Bisnis.com, JAKARTA -- Penggunaan teknologi elektronik dalam proses rekapitulasi atau pemungutan suara di Pemilihan Umum (Pemilu) dianggap lebih efisien dibanding proses manual. Tetapi, belum ada perhitungan mengenai seberapa efisien penggunaan teknologi tersebut.
Eks Komisioner Komisi Pemilihan Umum (KPU) dan pendiri Network for Democracy and Electoral Integrity (Netgrit) Hadar Nafis Gumay mengatakan hingga 2017, penyelenggara Pemilu di Indonesia belum memiliki perhitungan biaya yang dibutuhkan untuk menerapkan sistem e-voting atau e-rekapitulasi.
"Belum ada [perhitungan] karena kan untuk bisa menghitung kita harus pastikan dulu teknologi apa yang harus digunakan. Misalnya, e-voting, e-rekapitulasi itu kan harus dipastikan. Di dalam e-voting itu seperti apa karena kan variannya banyak sekali, kemudian e-rekapitulasi juga begitu," tuturnya kepada Bisnis, Kamis (9/5/2019).
Menurut Hadar, penggunaan teknologi e-rekapitulasi atau e-voting pasti akan mahal di awal. Sebab, banyak infrastruktur baru yang harus disediakan.
Namun, dia mengungkapkan KPU pada masa dia bertugas, meyakini penggunaan teknologi akan membuat Pemilu lebih efisien pada masa depan. Hadar juga menyatakan ada sejumlah negara yang selama ini menjalankan sistem Pemilu dengan e-rekapitulasi, seperti Fiji, Filipina, dan Korea Selatan (Korsel).

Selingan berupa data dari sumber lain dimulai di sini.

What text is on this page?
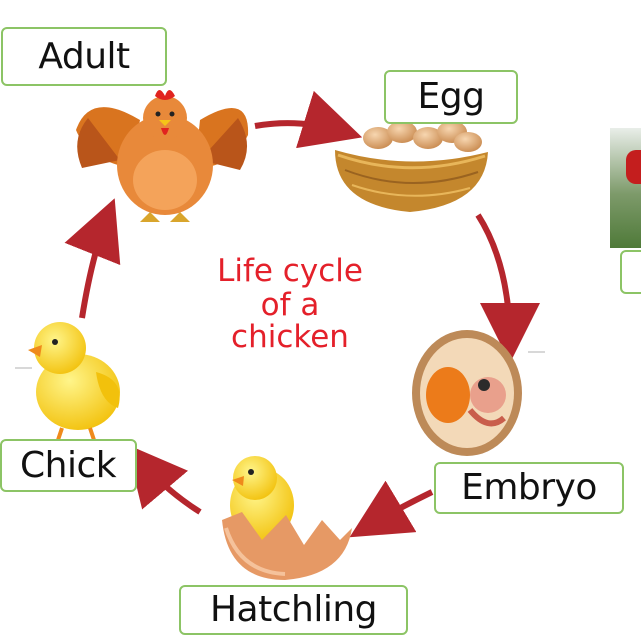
Life cycle
of a
chicken
Adult
Egg
Embryo
Chick
Hatchling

"[Pemilu di] Filipina juga sebenarnya mereka tak berikan suara langsung ke mesin. Jadi, mereka itu menyatakan pilihan di atas kertas tapi memang tidak model dicoblos, tapi mereka mengarsir pilihan seperti kalau kita ujian. Nanti hasilnya itu baru dibaca [mesin]," terangnya.
Baca Juga
Sistem e-rekapitulasi dinilainya lebih pantas digunakan di Indonesia alih-alih e-voting. Alasannya, dalam e-rekapitulasi, tabulasi data yang dilakukan hanya berasal dari hasil hitungan dari tiap-tiap Tempat Pemungutan Suara (TPS).
Sementara itu, dalam e-voting, proses pemilihan dan rekapitulasi langsung diproses oleh mesin.
Lain lagi dengan e-counting. Dengan sistem ini, pemungutan suara dilakukan manual tapi mesin yang akan menghitung hasilnya mulai tingkat TPS.
"Jadi, itu ada tingkatannya. Saya kira model Indonesia yang lebih tepat adalah rekapitulasinya saja yang diperlukan, bukan untuk meng-casting dan menghitung suara. Itu kajian kami kemarin posisinya begitu," jelas Hadar.
Banyaknya korban yang jatuh dalam Pemilu 2019 membuat banyak pihak mendorong dilakukannya evaluasi Pemilu serentak, termasuk opsi menggunakan e-voting atau e-rekapitulasi.
Hingga awal Mei 2019, terdata sebanyak 377 orang petugas Kelompok Penyelenggara Pemungutan Suara (KPPS) meninggal akibat kelelahan usai bertugas dalam Pemilu. Jumlah petugas yang jatuh sakit pun tak main-main, menembus 3.022 orang.